西武池袋線沿線以外の世界は消えてしまった

 セカイ系によくあるやつ。アニメの視聴者的には劇中に登場しない地域なんて元々存在しないも同じだから、本当かどうかはあまり気にしなくていい。フレーバーくらいのもの。
 ちなみに「東の菌類は頭上高くそびえ立ち征服を高らかに宣言し、さらにその東ではゴートとの共存で獣の名は違えどもまさにこれ猪突猛進なり」とのセリフもあるが、地図を見た感じどうやら次話の東吾野駅とその次の武蔵横手駅のことっぽい。思ってたより直近の話だった。

 そういえば終点・池袋駅の直前に断線があるね。

ピックアップ

静留

 昔から友達の輪の中心にいたようだが、周りの人の気持ちを思いやるのは少し苦手な様子。それでもリーダー的な立場にいるのは持ち前の行動力ゆえか。
 基本的に自分の気持ちしか考えないからこそ意志決定が早く、一途で意志がぶれにくいということなのだろう。だから周りに人が集まる。撫子も玲実も晶も自分で目標を立てて最後までやり通すのが苦手そうなタイプだ。

撫子

 争いごとが嫌いとのことで、穏やかな性格の割にケンカを仲裁するときだけはビシッと言うべきことを言う。それ以外はあんまり自分の気持ちを強く主張せず、周りの空気に同調した発言を心掛けているように見える。
 サブリーダー的な立ち位置かと思いきや、玲実か晶が話していると極端に発言が少なくなる。撫子が口を開くときはだいたい周りも同じ意見でまとまりつつあるときだと思ってよさそう。

玲実

 意外にも4人のなかで一番冷静なようだ。ただの楽天家というわけではなく、無謀と感じたときはサンクコストバイアスに引っぱられずに素早く合理的な判断ができる。静留について行くことを最初に決めたのも彼女。
 反面、非建設的な話や状況が進展しない時間をじっと我慢するのは苦手らしい。晶とウマが合わないのは彼女の話に「だからどうしたいのか?」という部分が一向に出てこないからか。
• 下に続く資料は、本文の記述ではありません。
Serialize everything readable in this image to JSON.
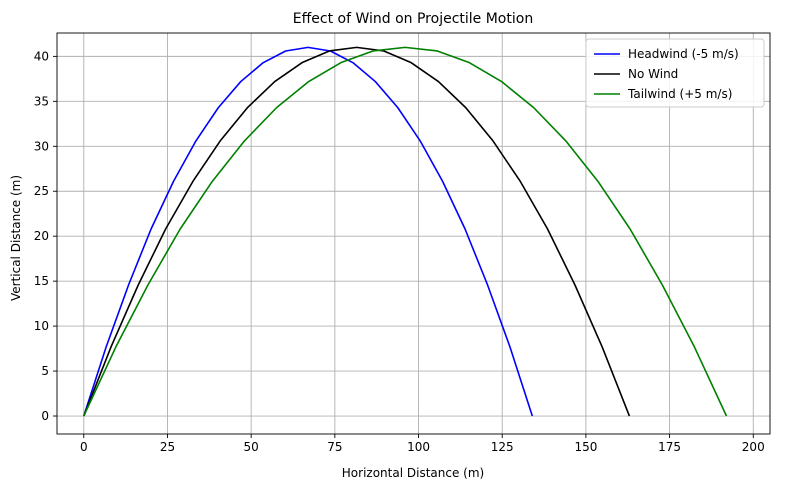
{
  "chart_data": {
    "type": "line",
    "title": "Effect of Wind on Projectile Motion",
    "xlabel": "Horizontal Distance (m)",
    "ylabel": "Vertical Distance (m)",
    "xlim": [
      -8,
      205
    ],
    "ylim": [
      -2,
      42.6
    ],
    "xticks": [
      0,
      25,
      50,
      75,
      100,
      125,
      150,
      175,
      200
    ],
    "yticks": [
      0,
      5,
      10,
      15,
      20,
      25,
      30,
      35,
      40
    ],
    "grid": true,
    "legend_position": "top-right",
    "series": [
      {
        "name": "Headwind (-5 m/s)",
        "color": "#0000ff",
        "x": [
          0,
          6.7,
          13.4,
          20.1,
          26.8,
          33.5,
          40.2,
          46.9,
          53.6,
          60.3,
          67.0,
          73.7,
          80.4,
          87.1,
          93.8,
          100.5,
          107.2,
          113.9,
          120.6,
          127.3,
          134.0
        ],
        "y": [
          0,
          7.7,
          14.6,
          20.8,
          26.1,
          30.6,
          34.3,
          37.2,
          39.3,
          40.6,
          41.0,
          40.6,
          39.3,
          37.2,
          34.3,
          30.6,
          26.1,
          20.8,
          14.6,
          7.7,
          0
        ]
      },
      {
        "name": "No Wind",
        "color": "#000000",
        "x": [
          0,
          8.15,
          16.3,
          24.45,
          32.6,
          40.75,
          48.9,
          57.05,
          65.2,
          73.35,
          81.5,
          89.65,
          97.8,
          105.95,
          114.1,
          122.25,
          130.4,
          138.55,
          146.7,
          154.85,
          163.0
        ],
        "y": [
          0,
          7.7,
          14.6,
          20.8,
          26.1,
          30.6,
          34.3,
          37.2,
          39.3,
          40.6,
          41.0,
          40.6,
          39.3,
          37.2,
          34.3,
          30.6,
          26.1,
          20.8,
          14.6,
          7.7,
          0
        ]
      },
      {
        "name": "Tailwind (+5 m/s)",
        "color": "#008000",
        "x": [
          0,
          9.6,
          19.2,
          28.8,
          38.4,
          48.0,
          57.6,
          67.2,
          76.8,
          86.4,
          96.0,
          105.6,
          115.2,
          124.8,
          134.4,
          144.0,
          153.6,
          163.2,
          172.8,
          182.4,
          192.0
        ],
        "y": [
          0,
          7.7,
          14.6,
          20.8,
          26.1,
          30.6,
          34.3,
          37.2,
          39.3,
          40.6,
          41.0,
          40.6,
          39.3,
          37.2,
          34.3,
          30.6,
          26.1,
          20.8,
          14.6,
          7.7,
          0
        ]
      }
    ]
  }
}
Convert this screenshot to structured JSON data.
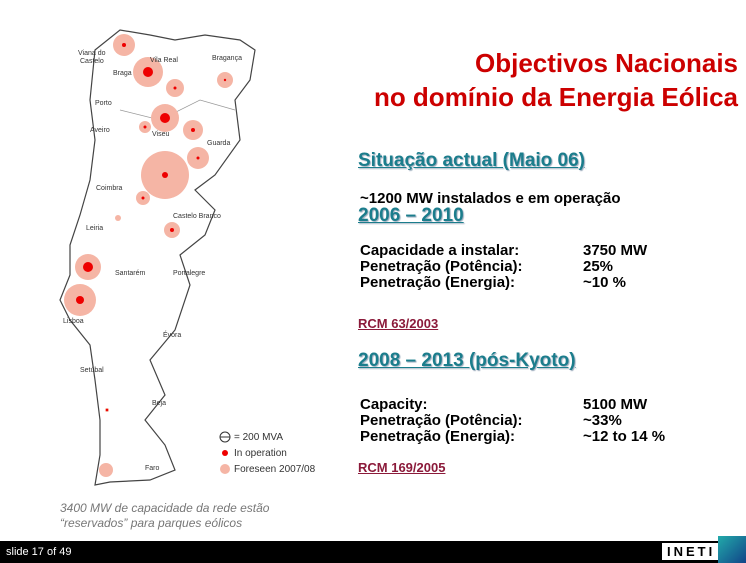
{
  "title": [
    "Objectivos Nacionais",
    "no domínio da Energia Eólica"
  ],
  "sections": [
    {
      "heading": "Situação actual (Maio 06)",
      "text": "~1200 MW instalados e em operação"
    },
    {
      "heading": "2006 – 2010",
      "rows": [
        [
          "Capacidade a instalar:",
          "3750 MW"
        ],
        [
          "Penetração (Potência):",
          "25%"
        ],
        [
          "Penetração (Energia):",
          "~10 %"
        ]
      ],
      "link": "RCM 63/2003"
    },
    {
      "heading": "2008 – 2013 (pós-Kyoto)",
      "rows": [
        [
          "Capacity:",
          "5100 MW"
        ],
        [
          "Penetração (Potência):",
          "~33%"
        ],
        [
          "Penetração (Energia):",
          "~12 to 14 %"
        ]
      ],
      "link": "RCM 169/2005"
    }
  ],
  "map": {
    "places": [
      "Viana do",
      "Castelo",
      "Vila Real",
      "Bragança",
      "Braga",
      "Porto",
      "Aveiro",
      "Viseu",
      "Guarda",
      "Coimbra",
      "Castelo Branco",
      "Leiria",
      "Santarém",
      "Portalegre",
      "Lisboa",
      "Évora",
      "Setúbal",
      "Beja",
      "Faro"
    ],
    "legend": [
      "= 200 MVA",
      "In operation",
      "Foreseen 2007/08"
    ]
  },
  "caption": [
    "3400 MW de capacidade da rede estão",
    "“reservados” para parques eólicos"
  ],
  "footer": {
    "slide": "slide 17 of 49",
    "logo": "INETI"
  }
}
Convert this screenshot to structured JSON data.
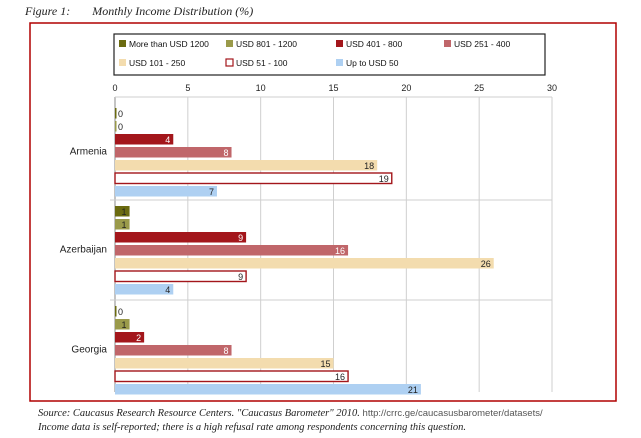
{
  "caption": {
    "figure_label": "Figure 1:",
    "title": "Monthly Income Distribution (%)"
  },
  "source": {
    "text": "Source: Caucasus Research Resource Centers. \"Caucasus Barometer\" 2010.",
    "url": "http://crrc.ge/caucasusbarometer/datasets/",
    "note": "Income data is self-reported; there is a high refusal rate among respondents concerning this question."
  },
  "chart_data": {
    "type": "bar",
    "orientation": "horizontal",
    "categories": [
      "Armenia",
      "Azerbaijan",
      "Georgia"
    ],
    "series": [
      {
        "name": "More than USD 1200",
        "color": "#6b6b10",
        "values": [
          0,
          1,
          0
        ]
      },
      {
        "name": "USD 801 - 1200",
        "color": "#9a9a4a",
        "values": [
          0,
          1,
          1
        ]
      },
      {
        "name": "USD 401 - 800",
        "color": "#a3161b",
        "values": [
          4,
          9,
          2
        ]
      },
      {
        "name": "USD 251 - 400",
        "color": "#c0666a",
        "values": [
          8,
          16,
          8
        ]
      },
      {
        "name": "USD 101 - 250",
        "color": "#f3dcae",
        "values": [
          18,
          26,
          15
        ]
      },
      {
        "name": "USD 51 - 100",
        "color": "#ffffff",
        "stroke": "#a3161b",
        "values": [
          19,
          9,
          16
        ]
      },
      {
        "name": "Up to USD 50",
        "color": "#aed0f2",
        "values": [
          7,
          4,
          21
        ]
      }
    ],
    "xlim": [
      0,
      30
    ],
    "xticks": [
      0,
      5,
      10,
      15,
      20,
      25,
      30
    ],
    "grid": true,
    "legend_position": "top"
  }
}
 臆病な性格なのが見て取れる。自分がこれからどうしたいのかを主張せず、周り(主に玲実)の言葉を否定するかたちでばかり意見表明するのは、失敗することを恐れているからだろう。
 裏を返せば、普段毒を吐きまくっているくせに友達とツルむのをやめないのは、自分に欠けている積極性を周りにリードしてもらうことで補っているからだといえる。読書家なだけに知識は豊富で、「今何をすればいいのか?」がはっきりわかっている場面でなら自信を持って行動できるようだ。

どっちでもよかった

 「無理して来なくてもよかったのに」

 撫子も、玲実も、晶も、その突き放した言葉にとっさに言い返すことができません。

 その通りだからです。
 3人に新宿まで行かなければならない理由はありません。
 まして、1日5分しか話せない善治郎に根気強く電車の運転を教わるほどの熱量なんてあろうはずがありません。
 葉香のことだって、行方不明になってからの2年間でとっくに諦めがついていました。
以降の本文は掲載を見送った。